Enzyme Regulation (Quiz 2) Flashcards
What are enzymes?
-proteins
-biological catalysts
-they accelerate specific chemical reactions
-some enzymes require molecules other than proteins for the enzymatic activity
What is a holoenzyme/haloenzyme?
-the active enzyme
-enzyme with nonprotein
-usually vitamins or minerals
-they’re essential for enzymatic activity
-ex: dehydrogenase with NAD
What is an apoenzyme?
-inactive enzyme
-its inactive bc it doesn’t have its nonprotein component, so if it gets its nonprotein component then it becomes activated and is now called a holoenzyme
-ex: dehydrogenase
What are cofactors?
-component of holoenzyme
-non-protein metal ion such as Cu, Mg, Zn
What are coenzymes?
-holoenzyme
-non-protein component is a vitamin (organic molecules)
-active form of vitamin
What are cosubstrates?
coenzymes that only transiently associate with the enzyme
What are prosthetic groups?
coenzyme (made of vitamin + protein) that is permanently associated with the enzyme
An active compound formed by a carboxylase + biocytin =
a holoenzyme
Which vitamin is associated with the coenzyme flavin adenine dinucleotide (FAD)?
riboflavin (vitamin B2)
Which vitamin is associated with the coenzyme nicotinamide adenine dinucleotide (NAD)?
nicotinic acid (also known as niacin or vitamin B3)
Which vitamin is associated with the coenzyme, Coenzyme A?

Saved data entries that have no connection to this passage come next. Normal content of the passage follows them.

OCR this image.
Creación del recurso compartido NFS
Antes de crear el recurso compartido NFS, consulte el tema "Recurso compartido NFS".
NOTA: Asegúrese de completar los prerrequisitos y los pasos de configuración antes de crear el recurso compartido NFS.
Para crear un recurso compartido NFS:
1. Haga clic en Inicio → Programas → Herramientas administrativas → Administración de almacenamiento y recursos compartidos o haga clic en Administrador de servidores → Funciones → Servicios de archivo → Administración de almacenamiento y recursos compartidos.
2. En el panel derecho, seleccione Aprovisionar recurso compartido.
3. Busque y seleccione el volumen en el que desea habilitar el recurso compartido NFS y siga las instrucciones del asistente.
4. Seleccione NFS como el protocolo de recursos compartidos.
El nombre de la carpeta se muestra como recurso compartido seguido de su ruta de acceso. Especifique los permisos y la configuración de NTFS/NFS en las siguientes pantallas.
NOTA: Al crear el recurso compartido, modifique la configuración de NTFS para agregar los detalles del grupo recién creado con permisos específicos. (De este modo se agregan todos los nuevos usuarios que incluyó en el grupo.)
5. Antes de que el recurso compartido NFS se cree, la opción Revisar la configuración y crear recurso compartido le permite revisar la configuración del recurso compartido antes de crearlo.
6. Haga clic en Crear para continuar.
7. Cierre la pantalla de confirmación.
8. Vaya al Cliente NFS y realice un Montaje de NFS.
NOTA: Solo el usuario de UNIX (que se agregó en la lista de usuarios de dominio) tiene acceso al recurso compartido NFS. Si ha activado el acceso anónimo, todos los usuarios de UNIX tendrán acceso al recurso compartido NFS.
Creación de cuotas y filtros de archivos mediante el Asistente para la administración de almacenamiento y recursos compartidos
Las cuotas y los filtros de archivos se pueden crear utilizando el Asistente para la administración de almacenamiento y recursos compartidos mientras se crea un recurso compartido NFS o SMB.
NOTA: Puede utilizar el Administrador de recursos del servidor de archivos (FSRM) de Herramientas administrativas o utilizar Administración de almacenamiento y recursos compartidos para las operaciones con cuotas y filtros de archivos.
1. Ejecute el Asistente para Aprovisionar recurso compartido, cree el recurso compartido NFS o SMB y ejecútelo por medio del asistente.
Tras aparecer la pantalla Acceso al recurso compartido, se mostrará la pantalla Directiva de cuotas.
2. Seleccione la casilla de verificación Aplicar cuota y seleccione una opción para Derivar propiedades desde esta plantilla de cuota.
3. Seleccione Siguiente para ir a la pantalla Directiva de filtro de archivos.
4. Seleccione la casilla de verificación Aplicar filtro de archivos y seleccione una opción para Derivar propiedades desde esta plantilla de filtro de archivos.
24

pantothenic acid, also known as pantothenate or vitamin B5
Which vitamin is associated with the coenzyme pyridoxal phosphate (PLP)?
pyridoxine (vitamin B6)
Which vitamin is associated with the coenzyme thiamine pyrophosphate (TPP)?
thiamin (vitamin B1)
Which vitamin is associated with the coenzyme biocytin?
biotin (vitamin B7)
Which vitamin is associated with the coenzyme tetrahydrofolate?
folic acid (vitamin B9)
Which enzymes are regulated?
only rate limiting enzymes
What are the 4 types of enzyme regulation mechanisms (cells don’t want to waste time and energy, so the enzyme needs to be regulated)?
1) allosteric regulation
2) covalent modification
3) activation by proteolytic cleavage
4) isozymes
In many pathways, the end product is an allosteric inhibitor of the first enzyme. This is called _________________ regulation
negative feedback
What is allosteric regulation?
-allosteric regulation binds to a site other than the active site and changes enzyme confirmation, which results in an apparent change in binding affinity
-the allosteric site that bonded will cause change in the active site so that the substrate cant bind to the active site
-its reversible binding of modulators to sites other than the active site
______ shape curve indicates a regulated enzyme
S
Increased 2,3 BPG is an example of an allosteric __________
inhibitor
Presence of CO is an example of an allosteric _____________
activator
What is covalent modification?
-most common form of covalent modification is phosphorylation
-ser, thr, and tyr all have OH in their R group, so they can be phosphorylated (OH is replaced with phosphate)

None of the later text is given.